The decision was one of the 9th Circuit Court of Appeals, specifically related to XM Sirius royalties. In the decision, the Court conducted a searching review of the history of copyright law’s treatment of sound recordings, and found nothing in that history that would suggest that the California legislature, when adopting its law giving a creator the “exclusive rights” in these recordings meant to convey a public performance right in a sound recording – noting that the first use of that exclusive right language was in the 1870s, before there were sound recordings. The Court analyzed all the decisions in the interim and found none that suggested that there was a common law or California statutory right that created a public performance right in these recordings.  There was no suggestion that the California legislature had intended to depart from the practices that have otherwise generally applied throughout the US where no performance right has been paid for sound recordings except for the digital performance right that was adopted by Congress in the 1990s. The Court did note that, since the case first began, the Music Modernization Act extended the federal performance right in digital performances to pre-1972 sound recordings. So, the Court’s decision was limited in its application to disputes about whether a digital performance royalty was due for performances before that extension.  But there was one other issue not mentioned by the Court that makes this decision relevant to everyone who performs sound recordings even in a non-digital context, including broadcasters.

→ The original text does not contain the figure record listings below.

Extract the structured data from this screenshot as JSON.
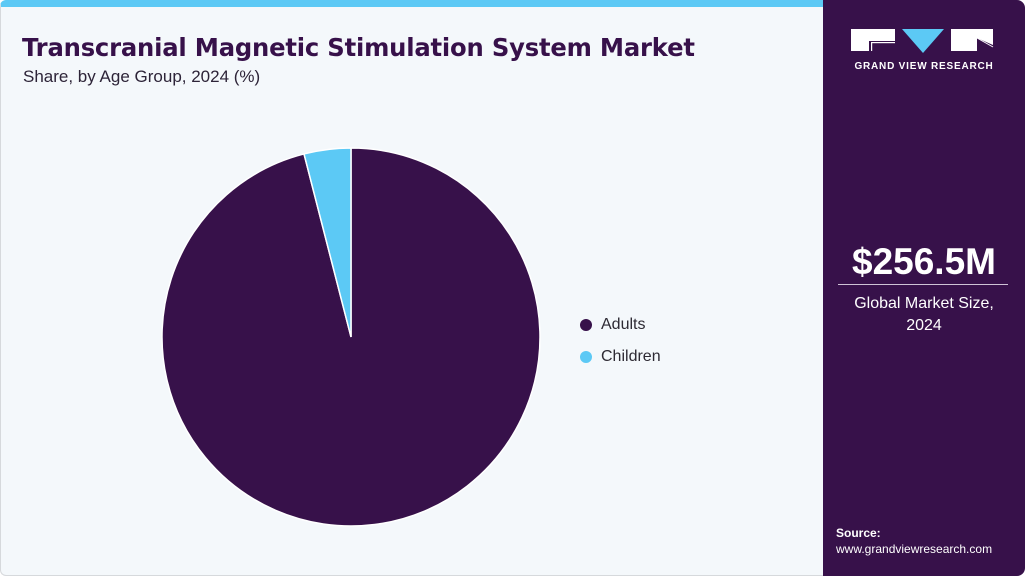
{
  "header": {
    "title": "Transcranial Magnetic Stimulation System Market",
    "subtitle": "Share, by Age Group, 2024 (%)"
  },
  "colors": {
    "accent_top_bar": "#5cc9f5",
    "brand_purple": "#37114a",
    "adults": "#37114a",
    "children": "#5cc9f5",
    "background": "#f4f8fb"
  },
  "legend": {
    "items": [
      {
        "label": "Adults",
        "color": "#37114a"
      },
      {
        "label": "Children",
        "color": "#5cc9f5"
      }
    ]
  },
  "sidebar": {
    "logo_text": "GRAND VIEW RESEARCH",
    "market_value": "$256.5M",
    "market_label_line1": "Global Market Size,",
    "market_label_line2": "2024",
    "source_label": "Source:",
    "source_url": "www.grandviewresearch.com"
  },
  "chart_data": {
    "type": "pie",
    "title": "Transcranial Magnetic Stimulation System Market",
    "subtitle": "Share, by Age Group, 2024 (%)",
    "categories": [
      "Adults",
      "Children"
    ],
    "values": [
      96,
      4
    ],
    "colors": [
      "#37114a",
      "#5cc9f5"
    ],
    "start_angle": "12 o'clock",
    "direction": "clockwise (Adults first), Children ends at top",
    "legend_position": "right",
    "data_labels": false
  }
}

If the Court had found a performance right existed under state law, the next argument would be that, since these rights are creations of state law, the limitations under federal law that limit such rights might not apply. Under federal law, the sound recording performance right applies only to digital audio recordings.  But if the Court had found a state law performance right in sound recordings, that right could be deemed unrestricted.  Thus, one could argue that radio stations or bars and restaurants or sports stadiums that play pre-1972 sound recordings in California would have to pay a performance royalty to the artists and record companies that own these copyrights.  In fact, we wrote about Flo & Eddie making exactly that argument against radio broadcasters in California.

Thus, by determining that California law is no different than the law of any other state, and that there is no performance royalty owed under California state law to copyright owners of pre-1972 sound recordings, the Court has made the world safe  for oldies radio, retro-sock hops,  big band dance parties, and 50s and 60s music at various burger joints throughout the state (at least from having to pay artists or record labels – though the composers still need to be paid through ASCAP, BMI, SESAC and other performing rights organizations).  Of course, the Court’s decision could still be appealed, but it would seem that this decision, being in line with those of courts across the country, might well spell the end to the debates over pre-1972 sound recordings.